Commercial transport, CGD network to boost Indian LNG demand: Petronet CEO

Singapore — The commercial transportation sector and the city gas distribution network offer some of the best potential to help boost India's LNG consumption in coming years, Petronet LNG CEO Prabhat Singh said Sept 8.

Singh told the Gastech Virtual Summit that long haul trucks, inter-city business as well as the CGD network would help to add about 22 million-23 million mt of additional LNG consumption in India in coming years, but it would require the support of additional infrastructure.

"The moment the infrastructure comes up, which is supported by the government, I think India is nicely poised to take advantage of the $2-$3/MMBtu gas prices and even if these prices go higher, plus/minus $5/MMBtu is going to be there for the next two to three decades. India will play a major role in the Asian market," Singh said.

He said Petronet looking into offers from global LNG suppliers to sign term contracts at prices which would be lower than spot markers.

Singh said that the government had plans in place to add another 15,000 km (9,300 miles) of countrywide pipeline to the 16,000 km that is available now. That would cost about $8 billion. In addition, while 19 million mt of LNG terminal capacity was under construction, another 10 million mt of capacity was being planned.

"So there will be nearly 30 million mt of additional LNG capacity in the next four to five years," Singh said.

Singh earlier told S&P Global Platts that with India's LNG imports expected to reach as high as 50 million mt by 2030, more than double the current 22 million-23 million mt, this would provide one of the greatest opportunities to LNG producers expanding their capacities.

He said that the government was seriously looking into the possibility of introducing a unified pipeline tariff structure, a move that would help to boost gas consumption.

Industry officials have that this would replace the existing "cascading pipeline tariff structure" under which if gas travels through several pipelines, tariff for each pipeline have to be paid.
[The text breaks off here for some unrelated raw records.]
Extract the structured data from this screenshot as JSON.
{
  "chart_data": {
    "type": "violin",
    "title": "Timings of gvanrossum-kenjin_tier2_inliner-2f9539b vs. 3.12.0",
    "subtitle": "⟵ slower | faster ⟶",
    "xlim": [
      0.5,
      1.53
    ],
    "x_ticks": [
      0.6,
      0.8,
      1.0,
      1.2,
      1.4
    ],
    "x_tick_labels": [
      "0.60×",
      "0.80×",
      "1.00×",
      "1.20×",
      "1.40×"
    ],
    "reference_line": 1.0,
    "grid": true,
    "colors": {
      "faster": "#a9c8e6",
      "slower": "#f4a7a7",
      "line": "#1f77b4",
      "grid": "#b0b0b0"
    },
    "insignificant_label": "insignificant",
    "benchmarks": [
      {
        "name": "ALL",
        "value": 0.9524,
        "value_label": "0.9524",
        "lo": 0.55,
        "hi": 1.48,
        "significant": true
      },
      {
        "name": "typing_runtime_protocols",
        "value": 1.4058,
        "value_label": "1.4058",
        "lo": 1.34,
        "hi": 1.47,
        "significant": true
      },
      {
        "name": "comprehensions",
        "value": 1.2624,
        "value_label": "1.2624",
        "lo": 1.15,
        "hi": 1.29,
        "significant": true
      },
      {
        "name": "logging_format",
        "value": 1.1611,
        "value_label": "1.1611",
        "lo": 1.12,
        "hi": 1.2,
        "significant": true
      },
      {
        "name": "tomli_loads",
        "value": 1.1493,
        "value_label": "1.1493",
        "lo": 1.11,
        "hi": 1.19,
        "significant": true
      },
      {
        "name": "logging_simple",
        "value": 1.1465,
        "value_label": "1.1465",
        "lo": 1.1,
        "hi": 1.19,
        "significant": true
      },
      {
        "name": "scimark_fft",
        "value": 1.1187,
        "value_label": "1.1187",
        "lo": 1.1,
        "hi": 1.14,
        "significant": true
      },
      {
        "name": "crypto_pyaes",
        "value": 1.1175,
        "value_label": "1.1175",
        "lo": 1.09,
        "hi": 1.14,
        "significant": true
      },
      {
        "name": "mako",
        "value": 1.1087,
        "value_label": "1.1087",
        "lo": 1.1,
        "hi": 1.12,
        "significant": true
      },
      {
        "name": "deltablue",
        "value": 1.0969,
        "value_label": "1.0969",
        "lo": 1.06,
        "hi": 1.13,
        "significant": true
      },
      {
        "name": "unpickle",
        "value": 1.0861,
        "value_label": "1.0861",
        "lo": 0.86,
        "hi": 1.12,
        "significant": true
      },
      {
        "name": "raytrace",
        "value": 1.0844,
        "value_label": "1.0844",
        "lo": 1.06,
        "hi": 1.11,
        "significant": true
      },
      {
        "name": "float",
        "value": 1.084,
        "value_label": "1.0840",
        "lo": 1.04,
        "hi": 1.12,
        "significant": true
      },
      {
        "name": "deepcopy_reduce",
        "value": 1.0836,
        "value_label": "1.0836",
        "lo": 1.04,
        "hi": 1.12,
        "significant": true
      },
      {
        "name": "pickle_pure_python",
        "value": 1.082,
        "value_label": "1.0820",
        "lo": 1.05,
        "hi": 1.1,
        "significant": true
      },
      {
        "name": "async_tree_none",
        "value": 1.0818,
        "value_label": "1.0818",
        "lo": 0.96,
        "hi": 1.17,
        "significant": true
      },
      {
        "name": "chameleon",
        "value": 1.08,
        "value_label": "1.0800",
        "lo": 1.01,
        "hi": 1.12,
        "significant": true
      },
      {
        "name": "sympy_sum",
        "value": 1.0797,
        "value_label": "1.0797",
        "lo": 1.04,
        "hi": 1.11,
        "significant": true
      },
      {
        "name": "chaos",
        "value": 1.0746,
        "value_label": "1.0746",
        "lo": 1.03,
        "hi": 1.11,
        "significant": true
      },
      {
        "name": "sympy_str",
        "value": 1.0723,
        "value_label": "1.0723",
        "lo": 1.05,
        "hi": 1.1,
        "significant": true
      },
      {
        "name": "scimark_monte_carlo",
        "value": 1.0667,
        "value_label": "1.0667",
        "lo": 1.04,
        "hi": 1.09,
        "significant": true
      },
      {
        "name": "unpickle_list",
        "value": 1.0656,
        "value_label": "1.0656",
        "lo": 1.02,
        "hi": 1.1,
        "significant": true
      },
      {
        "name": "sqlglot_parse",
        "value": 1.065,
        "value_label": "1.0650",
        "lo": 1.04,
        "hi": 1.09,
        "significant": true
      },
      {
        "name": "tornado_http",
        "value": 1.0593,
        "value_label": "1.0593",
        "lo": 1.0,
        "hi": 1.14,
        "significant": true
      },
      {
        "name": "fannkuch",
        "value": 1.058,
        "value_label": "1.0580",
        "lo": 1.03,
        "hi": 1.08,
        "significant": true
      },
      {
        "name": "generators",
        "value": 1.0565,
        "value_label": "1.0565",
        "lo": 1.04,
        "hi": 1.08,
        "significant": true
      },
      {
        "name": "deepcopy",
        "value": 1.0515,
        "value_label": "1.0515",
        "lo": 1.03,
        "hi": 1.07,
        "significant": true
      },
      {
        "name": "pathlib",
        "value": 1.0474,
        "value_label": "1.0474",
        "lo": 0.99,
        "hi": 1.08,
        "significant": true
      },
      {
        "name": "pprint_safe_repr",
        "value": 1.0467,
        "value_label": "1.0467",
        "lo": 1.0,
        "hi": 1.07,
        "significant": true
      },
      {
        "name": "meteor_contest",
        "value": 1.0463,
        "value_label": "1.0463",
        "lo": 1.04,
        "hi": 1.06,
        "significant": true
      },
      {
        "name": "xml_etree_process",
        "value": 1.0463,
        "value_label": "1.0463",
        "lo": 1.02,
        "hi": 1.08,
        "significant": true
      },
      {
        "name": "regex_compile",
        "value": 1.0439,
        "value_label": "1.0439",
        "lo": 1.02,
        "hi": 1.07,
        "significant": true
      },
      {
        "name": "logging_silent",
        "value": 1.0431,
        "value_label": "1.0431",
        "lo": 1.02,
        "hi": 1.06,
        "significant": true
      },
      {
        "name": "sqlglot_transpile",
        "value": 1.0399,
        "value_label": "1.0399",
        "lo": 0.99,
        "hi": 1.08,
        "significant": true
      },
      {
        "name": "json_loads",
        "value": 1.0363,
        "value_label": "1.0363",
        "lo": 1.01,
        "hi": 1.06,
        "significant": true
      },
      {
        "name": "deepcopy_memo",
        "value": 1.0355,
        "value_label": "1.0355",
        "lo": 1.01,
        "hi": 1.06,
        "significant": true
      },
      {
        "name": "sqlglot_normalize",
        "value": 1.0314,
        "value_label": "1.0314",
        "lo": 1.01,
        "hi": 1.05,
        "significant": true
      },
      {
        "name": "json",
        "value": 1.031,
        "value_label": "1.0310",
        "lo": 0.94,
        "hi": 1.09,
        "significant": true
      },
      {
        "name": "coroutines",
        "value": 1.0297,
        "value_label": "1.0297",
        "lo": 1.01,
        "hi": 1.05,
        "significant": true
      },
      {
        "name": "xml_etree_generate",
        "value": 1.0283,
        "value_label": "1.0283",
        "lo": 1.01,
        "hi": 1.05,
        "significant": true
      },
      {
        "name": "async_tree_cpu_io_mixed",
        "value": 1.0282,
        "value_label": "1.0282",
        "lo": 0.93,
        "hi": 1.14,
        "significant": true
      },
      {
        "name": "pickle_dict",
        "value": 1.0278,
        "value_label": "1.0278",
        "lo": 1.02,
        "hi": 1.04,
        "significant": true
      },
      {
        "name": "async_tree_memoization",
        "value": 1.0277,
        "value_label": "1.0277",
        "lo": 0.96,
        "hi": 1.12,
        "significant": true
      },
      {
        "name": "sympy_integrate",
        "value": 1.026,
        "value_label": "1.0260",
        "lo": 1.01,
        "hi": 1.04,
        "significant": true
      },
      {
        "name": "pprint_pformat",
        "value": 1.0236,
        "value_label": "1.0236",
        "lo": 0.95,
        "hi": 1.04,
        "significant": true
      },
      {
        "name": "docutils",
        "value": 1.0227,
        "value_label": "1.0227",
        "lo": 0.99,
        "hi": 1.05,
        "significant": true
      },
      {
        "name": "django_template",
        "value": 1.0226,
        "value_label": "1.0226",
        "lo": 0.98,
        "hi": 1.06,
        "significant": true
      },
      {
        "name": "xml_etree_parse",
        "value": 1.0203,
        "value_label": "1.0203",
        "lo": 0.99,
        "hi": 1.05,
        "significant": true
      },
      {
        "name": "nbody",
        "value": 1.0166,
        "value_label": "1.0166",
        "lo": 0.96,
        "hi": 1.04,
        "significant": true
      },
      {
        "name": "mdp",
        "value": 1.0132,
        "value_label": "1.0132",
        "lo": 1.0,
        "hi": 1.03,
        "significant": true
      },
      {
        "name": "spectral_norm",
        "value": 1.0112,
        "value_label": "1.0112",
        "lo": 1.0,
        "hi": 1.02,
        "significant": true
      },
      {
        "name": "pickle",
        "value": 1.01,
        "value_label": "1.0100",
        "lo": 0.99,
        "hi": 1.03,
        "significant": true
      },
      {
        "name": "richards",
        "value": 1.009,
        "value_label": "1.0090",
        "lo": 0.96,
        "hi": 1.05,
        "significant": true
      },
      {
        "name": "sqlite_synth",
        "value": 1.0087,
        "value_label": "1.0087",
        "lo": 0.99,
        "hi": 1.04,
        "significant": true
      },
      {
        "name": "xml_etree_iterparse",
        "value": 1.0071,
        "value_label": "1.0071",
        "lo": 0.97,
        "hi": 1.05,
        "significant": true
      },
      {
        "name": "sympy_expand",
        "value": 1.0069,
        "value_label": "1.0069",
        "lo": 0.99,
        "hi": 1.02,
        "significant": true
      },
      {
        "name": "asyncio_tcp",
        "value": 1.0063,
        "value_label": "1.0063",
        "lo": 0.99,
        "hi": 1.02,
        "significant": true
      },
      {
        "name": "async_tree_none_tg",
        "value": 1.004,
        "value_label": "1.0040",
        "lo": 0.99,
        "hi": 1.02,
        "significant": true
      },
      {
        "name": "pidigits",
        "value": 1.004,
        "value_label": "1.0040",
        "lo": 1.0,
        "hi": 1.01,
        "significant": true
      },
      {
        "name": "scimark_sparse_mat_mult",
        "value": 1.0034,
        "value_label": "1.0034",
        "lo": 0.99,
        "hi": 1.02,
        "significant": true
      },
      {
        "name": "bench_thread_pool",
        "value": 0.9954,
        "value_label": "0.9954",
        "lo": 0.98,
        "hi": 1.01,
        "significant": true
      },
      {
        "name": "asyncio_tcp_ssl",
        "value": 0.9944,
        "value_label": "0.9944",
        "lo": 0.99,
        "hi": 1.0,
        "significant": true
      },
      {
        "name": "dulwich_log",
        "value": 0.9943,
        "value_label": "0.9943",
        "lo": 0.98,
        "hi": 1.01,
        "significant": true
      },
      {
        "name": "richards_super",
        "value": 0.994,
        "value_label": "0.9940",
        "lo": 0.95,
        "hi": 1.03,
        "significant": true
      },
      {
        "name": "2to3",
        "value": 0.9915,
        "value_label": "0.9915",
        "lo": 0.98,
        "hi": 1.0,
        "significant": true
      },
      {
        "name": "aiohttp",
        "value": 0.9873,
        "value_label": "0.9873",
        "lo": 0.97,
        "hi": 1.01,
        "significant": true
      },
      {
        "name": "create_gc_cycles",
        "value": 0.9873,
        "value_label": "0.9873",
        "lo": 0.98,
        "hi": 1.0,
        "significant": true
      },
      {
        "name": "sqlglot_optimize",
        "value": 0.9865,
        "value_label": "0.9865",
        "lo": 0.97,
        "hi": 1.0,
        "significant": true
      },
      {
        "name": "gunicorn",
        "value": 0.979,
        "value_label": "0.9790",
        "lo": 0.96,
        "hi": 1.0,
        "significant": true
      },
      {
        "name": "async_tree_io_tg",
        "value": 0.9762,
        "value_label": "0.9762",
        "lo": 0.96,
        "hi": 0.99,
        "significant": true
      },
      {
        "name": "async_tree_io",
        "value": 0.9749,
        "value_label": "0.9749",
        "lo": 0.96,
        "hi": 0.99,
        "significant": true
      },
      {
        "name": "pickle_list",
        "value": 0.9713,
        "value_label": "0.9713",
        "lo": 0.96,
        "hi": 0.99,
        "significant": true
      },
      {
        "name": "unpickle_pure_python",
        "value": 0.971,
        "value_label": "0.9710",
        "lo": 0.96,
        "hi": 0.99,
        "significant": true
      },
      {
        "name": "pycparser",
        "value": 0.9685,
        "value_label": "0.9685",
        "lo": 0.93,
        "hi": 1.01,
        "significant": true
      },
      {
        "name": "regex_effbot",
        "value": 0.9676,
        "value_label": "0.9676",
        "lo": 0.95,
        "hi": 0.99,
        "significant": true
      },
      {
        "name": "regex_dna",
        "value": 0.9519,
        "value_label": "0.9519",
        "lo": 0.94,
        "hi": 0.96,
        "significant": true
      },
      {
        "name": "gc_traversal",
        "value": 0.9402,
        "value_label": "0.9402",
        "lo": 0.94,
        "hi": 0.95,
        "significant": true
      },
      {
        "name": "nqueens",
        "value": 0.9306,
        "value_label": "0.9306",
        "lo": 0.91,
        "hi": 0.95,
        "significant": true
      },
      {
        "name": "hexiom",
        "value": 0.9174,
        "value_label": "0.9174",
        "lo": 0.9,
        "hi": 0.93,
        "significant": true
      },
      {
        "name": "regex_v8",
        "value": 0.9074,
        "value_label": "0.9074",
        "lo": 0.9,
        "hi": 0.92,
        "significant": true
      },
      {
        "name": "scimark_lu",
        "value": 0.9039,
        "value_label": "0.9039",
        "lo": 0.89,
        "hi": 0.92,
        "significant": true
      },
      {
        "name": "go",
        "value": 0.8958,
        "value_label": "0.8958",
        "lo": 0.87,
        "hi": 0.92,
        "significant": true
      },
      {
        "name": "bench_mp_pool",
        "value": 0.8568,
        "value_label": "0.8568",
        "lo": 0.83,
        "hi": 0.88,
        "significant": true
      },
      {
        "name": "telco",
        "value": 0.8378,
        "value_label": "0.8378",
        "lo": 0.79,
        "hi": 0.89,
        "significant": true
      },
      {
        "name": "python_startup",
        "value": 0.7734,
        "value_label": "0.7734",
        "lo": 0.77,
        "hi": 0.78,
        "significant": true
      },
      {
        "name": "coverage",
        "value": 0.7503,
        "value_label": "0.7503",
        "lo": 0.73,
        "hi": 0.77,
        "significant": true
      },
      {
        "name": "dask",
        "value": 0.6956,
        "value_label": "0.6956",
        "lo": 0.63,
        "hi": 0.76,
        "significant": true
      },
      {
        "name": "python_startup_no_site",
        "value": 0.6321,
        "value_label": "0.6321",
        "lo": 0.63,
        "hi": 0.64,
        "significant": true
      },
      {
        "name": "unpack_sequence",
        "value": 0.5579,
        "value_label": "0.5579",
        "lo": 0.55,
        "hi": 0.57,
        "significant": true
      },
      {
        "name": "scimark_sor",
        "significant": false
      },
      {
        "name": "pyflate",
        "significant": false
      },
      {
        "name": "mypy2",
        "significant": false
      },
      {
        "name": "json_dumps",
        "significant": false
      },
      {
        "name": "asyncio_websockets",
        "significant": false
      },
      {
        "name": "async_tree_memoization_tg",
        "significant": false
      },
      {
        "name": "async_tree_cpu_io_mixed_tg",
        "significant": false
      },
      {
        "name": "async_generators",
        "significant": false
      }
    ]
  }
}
Therefore, gas becomes relatively expensive by the time it reaches a customer located at a distance from the gas source.

India's gas consumption is split between locally produced gas and imported LNG. However, a large portion of the gas which is allowed to be marketed freely is re-gasified LNG. India's domestic gas output falls under the Administered Pricing Mechanism under which it's sold at a price set by the Petroleum Planning and Analysis Cell on a half-yearly basis.

Petronet set up the country's first and largest LNG receiving terminal at Dahej in the western state of Gujarat and another terminal at Kochi in the southern state of Kerala. While the Dahej terminal's capacity was expanded to 17.5 million mt/year from 15 million mt/year earlier this year, the 5 million mt/year Kochi terminal has been heavily underutilized since it was commissioned in 2013 because of a lack of pipeline infrastructure.